Lindh began Dec. 9 cold and hungry. He was given a meal with pork, which he refused to eat. His guards then gave him another meal and a new blanket. Shortly thereafter, Marine guards entered Lindh's container, tore off the duct tape, dressed him in a hospital gown and shackles and then carried him on his stretcher, still blindfolded, to a nearby tent. When guards removed the blindfold, Lindh sat facing Federal Bureau of Investigation Agent Christopher Reimann, who introduced himself and then immediately read Lindh his rights. When Reimann came to the point related to one's right to an attorney, he said, "Of course, there are no lawyers here."
Reimann questioned Lindh in three lengthy interrogation sessions over the course of two days after Lindh waived his Miranda rights both verbally and in writing. After questioning, Lindh was allowed to wear clothes again and was no longer taped to furniture inside his box, but Reimann's interrogations were shaping up as something bad for Lindh nonetheless.

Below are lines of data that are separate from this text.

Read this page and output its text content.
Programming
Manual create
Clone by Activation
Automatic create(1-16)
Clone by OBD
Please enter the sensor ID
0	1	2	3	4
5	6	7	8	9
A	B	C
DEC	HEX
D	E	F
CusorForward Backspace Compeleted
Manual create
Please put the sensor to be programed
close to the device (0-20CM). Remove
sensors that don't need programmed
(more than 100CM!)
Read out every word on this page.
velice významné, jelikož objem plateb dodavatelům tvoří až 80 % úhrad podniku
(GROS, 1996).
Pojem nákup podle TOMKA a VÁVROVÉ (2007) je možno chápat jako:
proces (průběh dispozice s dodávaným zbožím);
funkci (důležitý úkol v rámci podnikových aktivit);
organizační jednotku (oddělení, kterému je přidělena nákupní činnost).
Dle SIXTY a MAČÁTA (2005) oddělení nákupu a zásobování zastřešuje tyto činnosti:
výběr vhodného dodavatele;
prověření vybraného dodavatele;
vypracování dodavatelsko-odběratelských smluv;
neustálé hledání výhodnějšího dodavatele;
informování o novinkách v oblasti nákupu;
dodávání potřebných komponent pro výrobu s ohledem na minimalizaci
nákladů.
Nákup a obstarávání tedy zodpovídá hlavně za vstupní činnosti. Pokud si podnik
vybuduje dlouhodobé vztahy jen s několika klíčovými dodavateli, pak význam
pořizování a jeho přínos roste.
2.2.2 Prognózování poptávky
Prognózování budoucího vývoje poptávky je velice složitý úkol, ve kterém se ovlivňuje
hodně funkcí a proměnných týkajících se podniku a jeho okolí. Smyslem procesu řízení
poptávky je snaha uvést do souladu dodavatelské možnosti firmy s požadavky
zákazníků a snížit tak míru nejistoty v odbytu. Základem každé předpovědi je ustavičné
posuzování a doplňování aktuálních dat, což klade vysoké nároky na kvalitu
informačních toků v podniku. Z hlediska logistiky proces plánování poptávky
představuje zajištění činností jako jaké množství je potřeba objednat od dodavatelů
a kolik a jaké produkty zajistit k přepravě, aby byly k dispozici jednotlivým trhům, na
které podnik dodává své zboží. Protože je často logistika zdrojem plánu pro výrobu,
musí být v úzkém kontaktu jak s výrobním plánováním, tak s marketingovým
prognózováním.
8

On Dec. 14, a helicopter flew Lindh from Camp Rhino to the USS Peleliu, a warship afloat about 15 miles off the coast of Pakistan, where he would remain for 17 days before being transferred to the USS Bataan. In mid-January of 2002, as Lindh sat jailed in the belly of a U.S. warship at sea, the government filed an affidavit and obtained an arrest warrant for him, clearing the way for a civilian trial in the United States. Last October, he was sentenced to 20 years in federal prison, after pleading guilty to aiding the Taliban and carrying explosives. With time off for good behavior, he will still need to serve 17 years.